电梯叮的一声打开,里面镶嵌着一面巨大的半身镜,季凌从眼缝里看到自己好像没有骨头一样倒在付千屿怀里,双手揽着她的腰,头靠在对方的肩膀上,没来得及拆的头发这会有些松散的落在付千屿的胸口打着圈。对方一只手揽着自己的肩膀,一只手按下电梯按键。
幸好她们回去的早,不然遇上同事,季凌尴尬得要钻地缝了。
“你这是潜规则,付总监。”
季凌环着对方的手从背后搭上肩膀,有意无意地摩擦着她的衣服布料。
“是么。”
付千屿难得没有和她辩驳,也没有用空出来的手去打掉那只作乱的螃蟹爪子。
“你有选择的权利。”
付千屿扶着季凌走出电梯,停下脚步问她:
“东边还是西边?”
季凌闭着眼歪着头蹭了蹭付千屿五位数的西装,上面淡淡的香味让她沉沦得快要昏睡过去。
“东边。”
她最后软软地妥协,接受了来自直系上司的“潜规则”。
谁潜规则谁还不一定呢,这束娇艳的玫瑰花渴望着被水滋润。
娇艳的玫瑰花托着她的独家甘泉慢悠悠地走在路上,手里捏着的房卡被打着圈转了又转。
这么拐人回房里,算不算趁着人意识不清醒犯罪啊?
付千屿被自己突然冒出来的想法逗笑了,她抱着季凌刷开了房门。
“我去放点水洗澡,你在卧室换一下衣服来浴室好不好?”
付千屿打开卧室的等,把人扶到床边,揉了揉还赖在怀里不出来的小螃蟹。
“你身上的衣服脏,衣柜里有我平时穿的睡衣,你换吧,我去给你放水。”
离开了被包裹着熟悉气味的怀抱,季凌才软软的睁开眼睛,打量这个空间结构不太一样的房间。

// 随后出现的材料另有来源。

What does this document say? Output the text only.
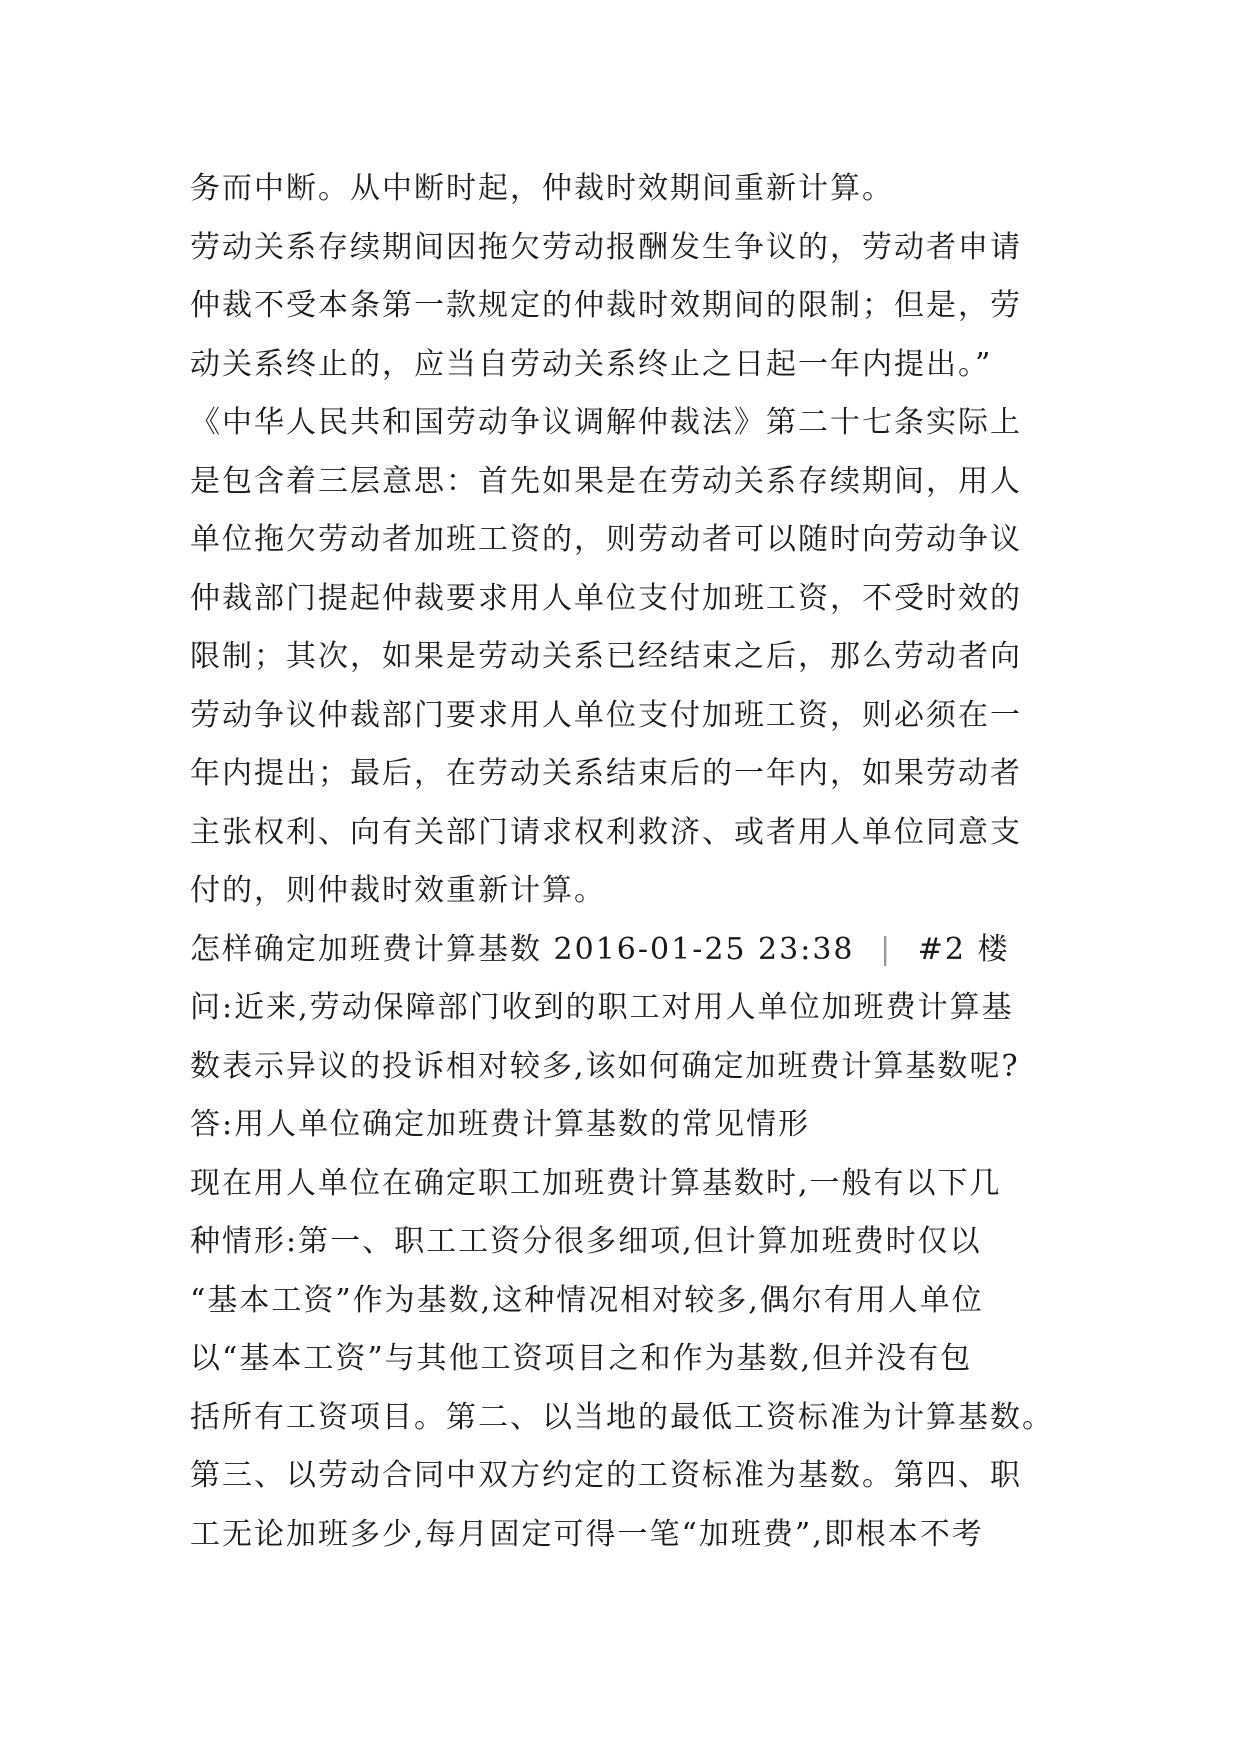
务而中断。从中断时起，仲裁时效期间重新计算。
劳动关系存续期间因拖欠劳动报酬发生争议的，劳动者申请
仲裁不受本条第一款规定的仲裁时效期间的限制；但是，劳
动关系终止的，应当自劳动关系终止之日起一年内提出。”
《中华人民共和国劳动争议调解仲裁法》第二十七条实际上
是包含着三层意思：首先如果是在劳动关系存续期间，用人
单位拖欠劳动者加班工资的，则劳动者可以随时向劳动争议
仲裁部门提起仲裁要求用人单位支付加班工资，不受时效的
限制；其次，如果是劳动关系已经结束之后，那么劳动者向
劳动争议仲裁部门要求用人单位支付加班工资，则必须在一
年内提出；最后，在劳动关系结束后的一年内，如果劳动者
主张权利、向有关部门请求权利救济、或者用人单位同意支
付的，则仲裁时效重新计算。
怎样确定加班费计算基数 2016-01-25 23:38 | #2 楼
问:近来,劳动保障部门收到的职工对用人单位加班费计算基
数表示异议的投诉相对较多,该如何确定加班费计算基数呢?
答:用人单位确定加班费计算基数的常见情形
现在用人单位在确定职工加班费计算基数时,一般有以下几
种情形:第一、职工工资分很多细项,但计算加班费时仅以
“基本工资”作为基数,这种情况相对较多,偶尔有用人单位
以“基本工资”与其他工资项目之和作为基数,但并没有包
括所有工资项目。第二、以当地的最低工资标准为计算基数。
第三、以劳动合同中双方约定的工资标准为基数。第四、职
工无论加班多少,每月固定可得一笔“加班费”,即根本不考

看上去比东边的房间略小,卫生间里也没有浴缸,整体布局由于空间受限也有了一定的调整,入户门就是一个嵌入式的换鞋区,挑高的休息区距离大衣柜只有两步路,但床上用品倒是和自己的房间是一个牌子。
她早上起得太早,一天都在高度紧张到半夜,这会脑子已经转不动了,索性脱了衣服光着身子钻进浴室。
“付千屿。”
付千屿刚打开浴霸和花洒身后就被人靠上,她感受到一阵温热,连忙转过身来看到了不着寸缕的季凌。
她面色潮红,被暖气蒸得头昏脑热的,睫毛扇动着眨着疑惑的眼睛问:
“为什么你的房间和我的房间不一样?你不是负责人吗?”
负责人至少也应该住在尊享房吧?
付千屿垂下眼不着痕迹地红了红脸,从旁边拽下一条浴巾搭在对方肩上勾勾她的鼻子。
“我和梁柒柒换了房间。”
“为什么要换房间?”
“因为我不敢见你。”
“为什么不敢见我?”
“你是十万个为什么吗?”
付千屿无奈地把她推到花洒旁边。
“乖乖洗澡。”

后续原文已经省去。